As i told numerous times before, i am currently trying to get some GPU powered image processing application to run on Hadoop. In development phase we were using a cluster of 12 machines with one Nvidia GTX 480s each, but since we are launching in a few months, we had to do some tests on our production cluster of 25 machines with two Nvidia Tesla M2050s each. In this post, i’ll try to sum up the process of testing, technical details will come later.

First some reminders about our architecture. Image processing application (IPA) receives an array of images and returns an array of results of doubles. A reduceless MapReduce application divides the images in HBase into chunks, and passes those chunks to IPA. Simply put, while it’s improbable for a single IPA to process thousands of images at once, whole system is able to process millions of images in parallel.

What matters (on our end) is the number of images IPA received and how much time did it take to return a resultset. Using those, we calculate a basic metric: speed in number of images processed per second (ipps). We also calculate the same speed for whole cluster, to see if we can reach a speed like nx ipps when our IPA runs at x ipps and cluster runs n IPAs in parallel (spoilers … we can!).

To show this in numbers, we measured base IPA speed on GTX 480. While the CPU on the system also effects it a bit, its runs at 19.46 ipps on average. On the other hand, our cluster with 12 GTX 480s runs at a total speed of 231 ipps which is extremely close to 12 x 19.46 = 233.52 ipps!

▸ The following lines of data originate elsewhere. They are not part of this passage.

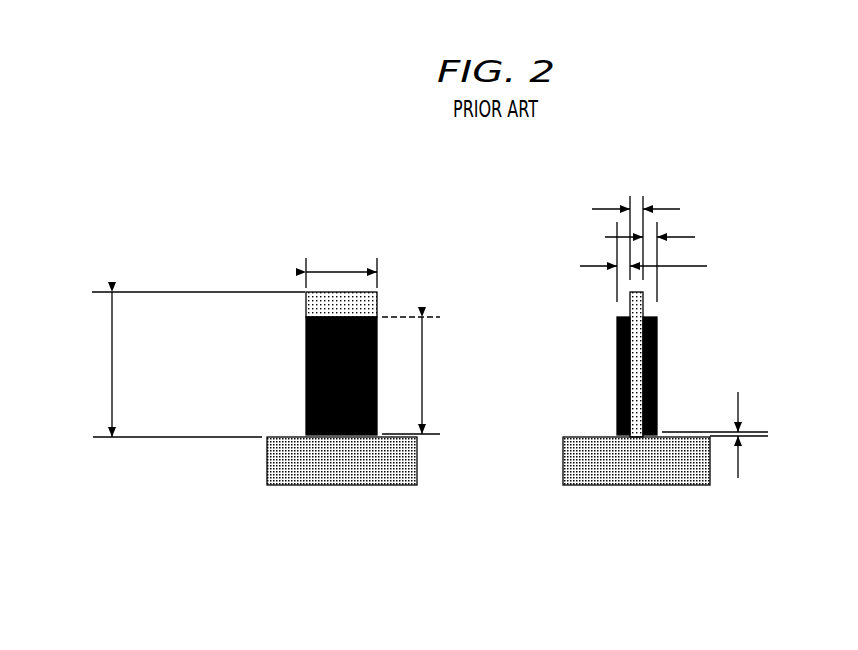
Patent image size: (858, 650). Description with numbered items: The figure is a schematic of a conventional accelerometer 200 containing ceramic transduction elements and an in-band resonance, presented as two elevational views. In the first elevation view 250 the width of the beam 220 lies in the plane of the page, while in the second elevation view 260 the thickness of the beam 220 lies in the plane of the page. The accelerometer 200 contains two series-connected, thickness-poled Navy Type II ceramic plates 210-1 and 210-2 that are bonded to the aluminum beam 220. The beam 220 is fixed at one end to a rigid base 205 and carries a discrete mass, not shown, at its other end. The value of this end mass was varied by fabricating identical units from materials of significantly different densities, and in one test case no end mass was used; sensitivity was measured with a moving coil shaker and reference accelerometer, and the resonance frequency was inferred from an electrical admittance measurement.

The accelerometer 200 is at (764, 134).
The first elevation view 250 is at (359, 151).
The second elevation view 260 is at (654, 151).
The Navy Type II ceramic plate 210-1 is at (306, 406).
The Navy Type II ceramic plate 210-2 is at (613, 373).
The rigid base 205 is at (291, 473).
The beam 220 is at (637, 432).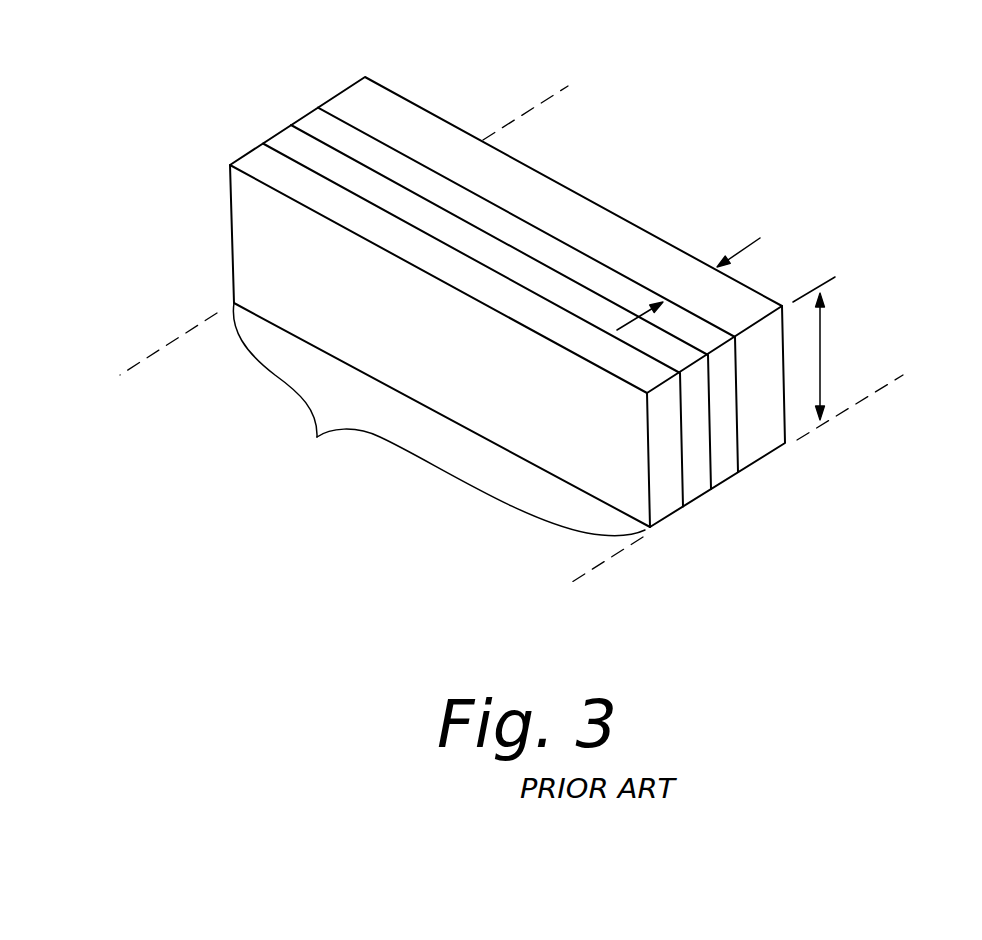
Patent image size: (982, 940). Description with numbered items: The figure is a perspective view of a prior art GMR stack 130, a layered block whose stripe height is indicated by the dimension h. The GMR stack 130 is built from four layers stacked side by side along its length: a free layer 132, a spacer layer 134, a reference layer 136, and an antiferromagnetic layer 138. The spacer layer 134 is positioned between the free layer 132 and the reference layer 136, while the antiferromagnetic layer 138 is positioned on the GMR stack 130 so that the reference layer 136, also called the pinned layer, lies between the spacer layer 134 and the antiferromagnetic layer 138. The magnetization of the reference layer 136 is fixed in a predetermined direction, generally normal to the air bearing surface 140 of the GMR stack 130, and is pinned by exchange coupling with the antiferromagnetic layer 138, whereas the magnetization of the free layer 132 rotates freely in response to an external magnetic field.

The GMR stack 130 is at (665, 158).
The free layer 132 is at (402, 115).
The spacer layer 134 is at (318, 125).
The reference layer 136 is at (288, 138).
The antiferromagnetic layer 138 is at (278, 167).
The air bearing surface 140 is at (439, 419).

Looking at this numbers we assumed our system scales linearly so when we increase the number of GPUs to, say 24 we’ll have 231 x 2 = 462 ipps.

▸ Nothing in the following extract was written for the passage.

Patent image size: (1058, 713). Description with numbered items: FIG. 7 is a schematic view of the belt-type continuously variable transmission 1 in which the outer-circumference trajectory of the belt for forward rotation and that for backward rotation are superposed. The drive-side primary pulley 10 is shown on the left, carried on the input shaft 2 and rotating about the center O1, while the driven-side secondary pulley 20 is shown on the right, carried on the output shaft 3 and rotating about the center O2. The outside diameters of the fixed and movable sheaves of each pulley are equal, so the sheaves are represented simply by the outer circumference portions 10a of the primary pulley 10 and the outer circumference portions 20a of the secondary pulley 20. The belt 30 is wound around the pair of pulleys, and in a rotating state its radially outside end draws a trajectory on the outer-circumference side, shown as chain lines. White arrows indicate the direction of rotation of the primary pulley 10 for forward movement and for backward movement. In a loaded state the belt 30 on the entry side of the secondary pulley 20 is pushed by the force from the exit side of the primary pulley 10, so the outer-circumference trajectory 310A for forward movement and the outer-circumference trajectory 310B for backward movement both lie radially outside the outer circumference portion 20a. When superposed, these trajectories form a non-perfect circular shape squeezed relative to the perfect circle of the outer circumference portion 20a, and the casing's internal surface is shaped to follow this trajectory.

With this assumption in mind, we measured base IPA on Tesla M2050, which is 14.80 ipps (yes, Tesla M2050 is about 24% slower than GTX 480) and expected to have a speed like 14.80 x 50 = 740 ipps on our production cluster with 50 Teslas. Our first results with 518 ipps was nowhere near that. We started investigating…

After some lousy ideas putting the blame on IPA folks and node configurations, we took a step back and started questioning our ways of testing. We knew there were IO and Hadoop task management overheads but they were omissible … for jobs containing large amounts of images. We missed that the definition of large would differ amongst clusters such as one with 12 GPUs and another with 50 (!). We were testing both using 100.000 images and it could’ve been a small number for the latter. We slowly increased the number of images to one million and…

we got close enough to expected speed of 740 ipps with 709 ipps. MapReduce jobs in our system will process millions of images in production which means the cluster will be fully utilized. If there were only a hundred thousand images a large portion of the investment would have been wasted.

Lesson learned in scalability: You have to cut your coat according to your cloth. Or you shouldn’t buy more cloth than what would be necessary to cut your coat. Or … Whatevs, you got the point.

Lesson learned in testing: Always test your systems, then test the hell out of them and when those don’t satisfy you change your tests and test again. It might cost some time but it will save money.